Poster
LieRE: Lie Rotational Positional Encodings
Sophie Ostmeier · Brian Axelrod · Maya Varma · Michael Moseley · Akshay Chaudhari · Curtis Langlotz
West Exhibition Hall B2-B3 #W-308
Transformer architectures depend on explicit position encodings to capture token positional information. Rotary Position Encoding (RoPE) has emerged as a popular choice in language models due to its efficient encoding of relative position information through key-query rotations. However, RoPE faces significant limitations beyond language processing: it is constrained to one-dimensional sequence data and, even with learnable phases, offers limited representational capacity.We address these challenges with Lie Relative Encodings (LieRE), which generalizes RoPE to high-dimensional rotation matrices by leveraging their Lie group structure. Through extensive evaluation on three image datasets across 2D and 3D classification tasks, LieRE achieves 1.5% improvement over state-of-the-art baselines on 2D tasks and 1% on 3D tasks, while demonstrating superior generalization to higher resolutions. Our implementation is computationally efficient, with results reproducible on 4 A100 GPUs in 30 minutes on CIFAR100. Our code is available at https://github.com/StanfordMIMI/LieRE.

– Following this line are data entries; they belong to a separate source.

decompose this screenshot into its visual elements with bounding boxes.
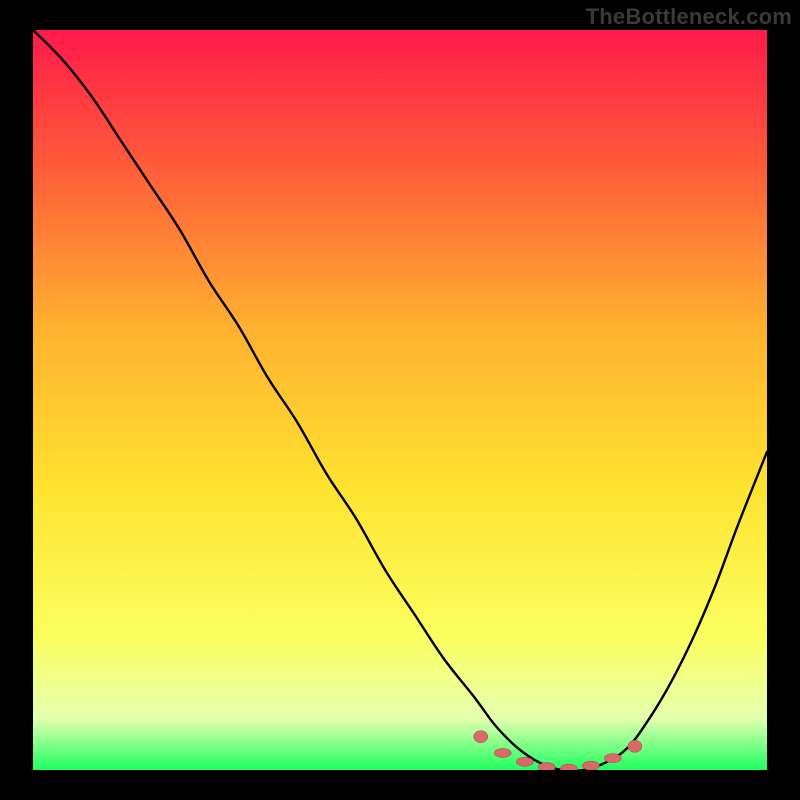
- watermark-text: TheBottleneck.com: [586, 4, 792, 30]
- marker-dot: [628, 740, 642, 752]
- marker-dot: [516, 757, 533, 766]
- plot-area: [33, 30, 767, 770]
- chart-frame: TheBottleneck.com: [0, 0, 800, 800]
- marker-dot: [604, 754, 621, 763]
- marker-dot: [474, 731, 488, 743]
- marker-dot: [538, 763, 555, 770]
- gradient-background: [33, 30, 767, 770]
- bottleneck-plot: [33, 30, 767, 770]
- marker-dot: [494, 748, 511, 757]
- marker-dot: [582, 761, 599, 770]
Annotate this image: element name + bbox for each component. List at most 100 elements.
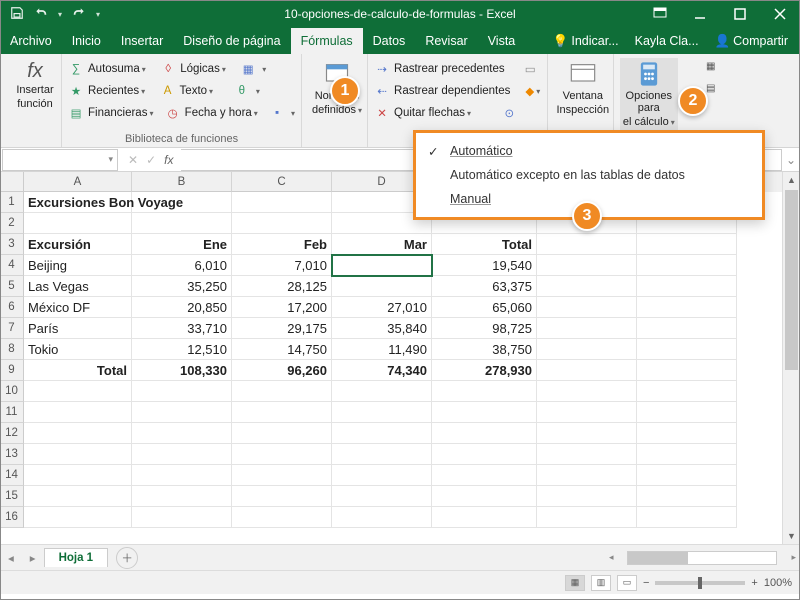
row-header-3[interactable]: 3 — [0, 234, 24, 255]
cell[interactable]: 27,010 — [332, 297, 432, 318]
row-header-5[interactable]: 5 — [0, 276, 24, 297]
cell[interactable] — [537, 381, 637, 402]
row-header-12[interactable]: 12 — [0, 423, 24, 444]
cell[interactable] — [332, 423, 432, 444]
cell[interactable]: 20,850 — [132, 297, 232, 318]
calc-option-auto-except[interactable]: Automático excepto en las tablas de dato… — [416, 163, 762, 187]
ribbon-options-icon[interactable] — [640, 0, 680, 28]
tab-view[interactable]: Vista — [478, 28, 526, 54]
new-sheet-button[interactable]: ＋ — [116, 547, 138, 569]
sheet-tab-1[interactable]: Hoja 1 — [44, 548, 109, 567]
account-user[interactable]: Kayla Cla... — [629, 34, 705, 48]
cell[interactable] — [537, 507, 637, 528]
cell[interactable] — [637, 381, 737, 402]
cell[interactable] — [232, 402, 332, 423]
tab-nav-prev-icon[interactable]: ◂ — [0, 551, 22, 565]
cell[interactable]: 12,510 — [132, 339, 232, 360]
row-header-8[interactable]: 8 — [0, 339, 24, 360]
cell[interactable] — [432, 402, 537, 423]
row-header-7[interactable]: 7 — [0, 318, 24, 339]
cell[interactable] — [332, 486, 432, 507]
row-header-4[interactable]: 4 — [0, 255, 24, 276]
cell[interactable]: 28,125 — [232, 276, 332, 297]
cells-grid[interactable]: Excursiones Bon VoyageExcursiónEneFebMar… — [24, 192, 782, 544]
view-normal-button[interactable]: ▦ — [565, 575, 585, 591]
cell[interactable]: México DF — [24, 297, 132, 318]
row-header-15[interactable]: 15 — [0, 486, 24, 507]
cell[interactable]: 17,200 — [232, 297, 332, 318]
cell[interactable] — [432, 444, 537, 465]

Transformers are widely used in AI, but they need position information to understand the structure of data like images or 3D scenes. For example, when processing an image, it is divided into small blocks called patches. Each patch becomes a token, but these tokens lack information about their original location unless position encodings are added.LieRE improves how transformers handle position encodings, especially in high-dimensional settings. It encodes token positions using rotation matrices, leveraging the relationship between skew-symmetric matrices and dense rotation matrices to preserve geometric structure.LieRE builds on RoPE (Rotary Position Embedding), which uses block-2D rotation matrices to encode relative positions directly into model computations. While RoPE was originally developed for one-dimensional sequence data like text, LieRE generalizes these ideas to higher dimensions, allowing the model to reason about both absolute and relative positions in complex spatial data.